Na platformie Kościół oferuje bufet rzeczy, na które wierni mogą przekazywać datki – “menu ministerstw”. Wśród nich są takie inicjatywy jak Community Food Security Program.
James Lawrence jest dyrektorem generalnym Engiven.
Platforma Engiven została zaprojektowana, aby umożliwić rozwiązania kryptowalutowe w skali całego przedsiębiorstwa dla tego właśnie typu implementacji…
Engiven twierdzą, że ich technologie “wyposażają ministerstwa i organizacje non-profit w bezpieczne przyjmowanie i upłynnianie darowizn kryptowalutowych, jednocześnie eliminując złożoność i ryzyko związane z transakcjami kryptowalutowymi.
Więc jak dokładnie Watykan opowiada się za kryptowalutami?
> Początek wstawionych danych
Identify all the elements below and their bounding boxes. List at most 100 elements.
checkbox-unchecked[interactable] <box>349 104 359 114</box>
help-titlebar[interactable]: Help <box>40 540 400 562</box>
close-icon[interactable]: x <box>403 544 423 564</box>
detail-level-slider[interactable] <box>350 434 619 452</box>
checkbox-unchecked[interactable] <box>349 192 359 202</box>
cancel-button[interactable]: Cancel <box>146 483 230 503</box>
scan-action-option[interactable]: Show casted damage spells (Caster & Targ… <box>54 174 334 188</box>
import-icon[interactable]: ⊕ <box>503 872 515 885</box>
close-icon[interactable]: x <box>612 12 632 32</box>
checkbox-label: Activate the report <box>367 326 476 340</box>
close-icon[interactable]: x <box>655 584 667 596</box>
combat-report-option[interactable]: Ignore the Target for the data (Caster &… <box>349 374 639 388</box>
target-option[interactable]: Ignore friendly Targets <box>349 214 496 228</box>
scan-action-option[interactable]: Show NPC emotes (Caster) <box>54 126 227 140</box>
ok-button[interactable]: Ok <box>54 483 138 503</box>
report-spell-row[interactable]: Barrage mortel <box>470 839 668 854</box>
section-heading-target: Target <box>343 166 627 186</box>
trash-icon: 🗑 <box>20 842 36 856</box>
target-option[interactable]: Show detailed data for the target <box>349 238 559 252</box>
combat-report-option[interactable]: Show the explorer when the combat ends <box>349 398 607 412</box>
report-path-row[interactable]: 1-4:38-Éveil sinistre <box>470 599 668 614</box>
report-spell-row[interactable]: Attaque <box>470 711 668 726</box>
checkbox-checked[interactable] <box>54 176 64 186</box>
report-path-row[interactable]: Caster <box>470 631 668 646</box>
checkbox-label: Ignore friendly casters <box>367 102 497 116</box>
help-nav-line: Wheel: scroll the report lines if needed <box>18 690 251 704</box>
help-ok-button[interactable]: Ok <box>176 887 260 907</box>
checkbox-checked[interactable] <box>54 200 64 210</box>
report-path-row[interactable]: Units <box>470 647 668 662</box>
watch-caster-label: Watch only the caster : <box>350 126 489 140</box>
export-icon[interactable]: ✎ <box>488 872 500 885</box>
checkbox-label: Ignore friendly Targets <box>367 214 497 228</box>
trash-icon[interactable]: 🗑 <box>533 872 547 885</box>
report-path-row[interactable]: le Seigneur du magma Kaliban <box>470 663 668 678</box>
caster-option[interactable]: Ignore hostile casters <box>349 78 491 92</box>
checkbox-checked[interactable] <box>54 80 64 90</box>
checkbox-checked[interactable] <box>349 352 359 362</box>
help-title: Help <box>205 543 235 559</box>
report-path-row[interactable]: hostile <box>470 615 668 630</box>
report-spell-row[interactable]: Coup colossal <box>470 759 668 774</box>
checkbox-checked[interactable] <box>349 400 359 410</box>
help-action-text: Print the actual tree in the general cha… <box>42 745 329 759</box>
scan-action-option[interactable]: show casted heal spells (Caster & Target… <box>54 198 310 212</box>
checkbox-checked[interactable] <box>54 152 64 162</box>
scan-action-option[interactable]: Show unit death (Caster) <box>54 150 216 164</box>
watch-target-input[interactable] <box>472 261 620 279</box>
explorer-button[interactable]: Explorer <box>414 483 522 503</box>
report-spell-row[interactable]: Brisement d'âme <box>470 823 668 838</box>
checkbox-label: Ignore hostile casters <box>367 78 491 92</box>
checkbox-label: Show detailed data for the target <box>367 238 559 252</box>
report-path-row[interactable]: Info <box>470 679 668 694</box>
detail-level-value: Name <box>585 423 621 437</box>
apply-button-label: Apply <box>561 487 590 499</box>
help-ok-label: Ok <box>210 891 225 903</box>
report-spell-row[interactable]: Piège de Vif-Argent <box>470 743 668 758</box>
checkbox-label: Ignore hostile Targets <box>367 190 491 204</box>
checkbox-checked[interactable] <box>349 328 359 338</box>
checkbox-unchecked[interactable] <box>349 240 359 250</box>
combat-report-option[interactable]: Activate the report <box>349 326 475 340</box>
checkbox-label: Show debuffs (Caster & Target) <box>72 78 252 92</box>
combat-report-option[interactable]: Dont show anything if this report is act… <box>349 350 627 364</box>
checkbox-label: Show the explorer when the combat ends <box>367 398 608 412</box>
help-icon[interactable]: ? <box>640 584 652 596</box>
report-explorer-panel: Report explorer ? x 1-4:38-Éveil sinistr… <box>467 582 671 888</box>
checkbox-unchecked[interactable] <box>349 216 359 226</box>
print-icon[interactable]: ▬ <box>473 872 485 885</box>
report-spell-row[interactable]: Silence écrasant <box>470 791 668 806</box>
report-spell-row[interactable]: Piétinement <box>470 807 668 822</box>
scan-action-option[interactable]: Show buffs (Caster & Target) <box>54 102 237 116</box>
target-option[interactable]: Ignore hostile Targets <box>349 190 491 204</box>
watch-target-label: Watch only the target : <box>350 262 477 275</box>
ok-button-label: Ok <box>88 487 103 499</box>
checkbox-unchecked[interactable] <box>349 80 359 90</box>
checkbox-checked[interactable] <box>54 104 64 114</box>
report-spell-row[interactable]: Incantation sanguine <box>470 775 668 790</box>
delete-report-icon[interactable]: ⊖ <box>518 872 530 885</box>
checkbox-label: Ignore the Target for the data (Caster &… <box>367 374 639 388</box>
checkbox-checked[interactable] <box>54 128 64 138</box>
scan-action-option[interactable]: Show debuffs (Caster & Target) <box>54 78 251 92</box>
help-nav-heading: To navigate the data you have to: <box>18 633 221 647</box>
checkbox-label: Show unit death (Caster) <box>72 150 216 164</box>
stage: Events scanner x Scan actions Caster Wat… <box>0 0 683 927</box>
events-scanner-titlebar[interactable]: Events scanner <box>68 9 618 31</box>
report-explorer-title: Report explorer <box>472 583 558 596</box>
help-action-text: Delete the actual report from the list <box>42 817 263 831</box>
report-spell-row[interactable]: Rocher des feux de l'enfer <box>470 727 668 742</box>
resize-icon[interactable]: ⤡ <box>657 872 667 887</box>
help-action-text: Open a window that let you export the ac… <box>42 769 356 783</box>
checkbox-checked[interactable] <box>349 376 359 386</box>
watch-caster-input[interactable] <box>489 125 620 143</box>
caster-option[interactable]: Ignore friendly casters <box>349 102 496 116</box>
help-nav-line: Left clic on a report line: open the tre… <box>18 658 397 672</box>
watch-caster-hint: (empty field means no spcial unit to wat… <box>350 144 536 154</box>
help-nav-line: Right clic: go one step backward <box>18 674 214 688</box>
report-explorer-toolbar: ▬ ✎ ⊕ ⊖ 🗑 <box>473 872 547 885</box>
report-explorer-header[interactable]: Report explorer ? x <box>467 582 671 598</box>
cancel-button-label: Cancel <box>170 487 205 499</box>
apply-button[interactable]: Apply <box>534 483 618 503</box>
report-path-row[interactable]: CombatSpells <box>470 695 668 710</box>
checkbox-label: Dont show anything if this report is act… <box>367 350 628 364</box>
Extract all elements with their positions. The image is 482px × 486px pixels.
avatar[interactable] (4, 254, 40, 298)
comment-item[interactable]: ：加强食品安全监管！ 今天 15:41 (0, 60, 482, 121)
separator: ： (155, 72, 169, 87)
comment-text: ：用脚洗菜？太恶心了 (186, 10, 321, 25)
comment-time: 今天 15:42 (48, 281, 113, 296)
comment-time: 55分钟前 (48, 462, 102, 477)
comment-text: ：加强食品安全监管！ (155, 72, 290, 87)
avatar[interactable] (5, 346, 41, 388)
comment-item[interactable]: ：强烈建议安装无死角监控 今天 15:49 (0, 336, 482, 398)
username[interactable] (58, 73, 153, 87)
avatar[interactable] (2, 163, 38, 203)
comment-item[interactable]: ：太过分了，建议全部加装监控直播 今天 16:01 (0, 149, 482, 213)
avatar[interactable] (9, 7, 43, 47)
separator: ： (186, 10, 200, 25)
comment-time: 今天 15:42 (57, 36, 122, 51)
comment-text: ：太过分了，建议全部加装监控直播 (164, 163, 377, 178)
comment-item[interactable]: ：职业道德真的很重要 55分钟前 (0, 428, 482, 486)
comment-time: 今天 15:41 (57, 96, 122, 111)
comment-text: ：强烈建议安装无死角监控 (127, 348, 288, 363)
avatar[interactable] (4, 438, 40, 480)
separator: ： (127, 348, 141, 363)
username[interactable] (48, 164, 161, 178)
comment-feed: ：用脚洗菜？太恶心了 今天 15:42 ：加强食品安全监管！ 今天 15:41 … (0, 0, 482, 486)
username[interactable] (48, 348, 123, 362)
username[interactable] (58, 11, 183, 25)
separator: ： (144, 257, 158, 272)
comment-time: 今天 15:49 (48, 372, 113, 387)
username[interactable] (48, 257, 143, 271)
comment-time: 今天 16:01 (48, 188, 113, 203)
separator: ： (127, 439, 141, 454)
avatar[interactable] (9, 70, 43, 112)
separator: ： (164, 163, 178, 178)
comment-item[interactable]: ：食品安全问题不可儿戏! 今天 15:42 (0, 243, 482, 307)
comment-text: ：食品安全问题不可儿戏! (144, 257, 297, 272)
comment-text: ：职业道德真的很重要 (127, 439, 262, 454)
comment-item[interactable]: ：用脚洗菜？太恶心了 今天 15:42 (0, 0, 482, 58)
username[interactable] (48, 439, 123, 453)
Jeszcze nie wiadomo.
Wyjaśnienie
Wszystkie informacje zawarte na naszej stronie internetowej są publikowane w dobrej wierze i wyłącznie w ogólnych celach informacyjnych. Wszelkie działania podejmowane przez czytelnika w związku z informacjami znajdującymi się na naszej stronie internetowej odbywają się wyłącznie na jego własne ryzyko.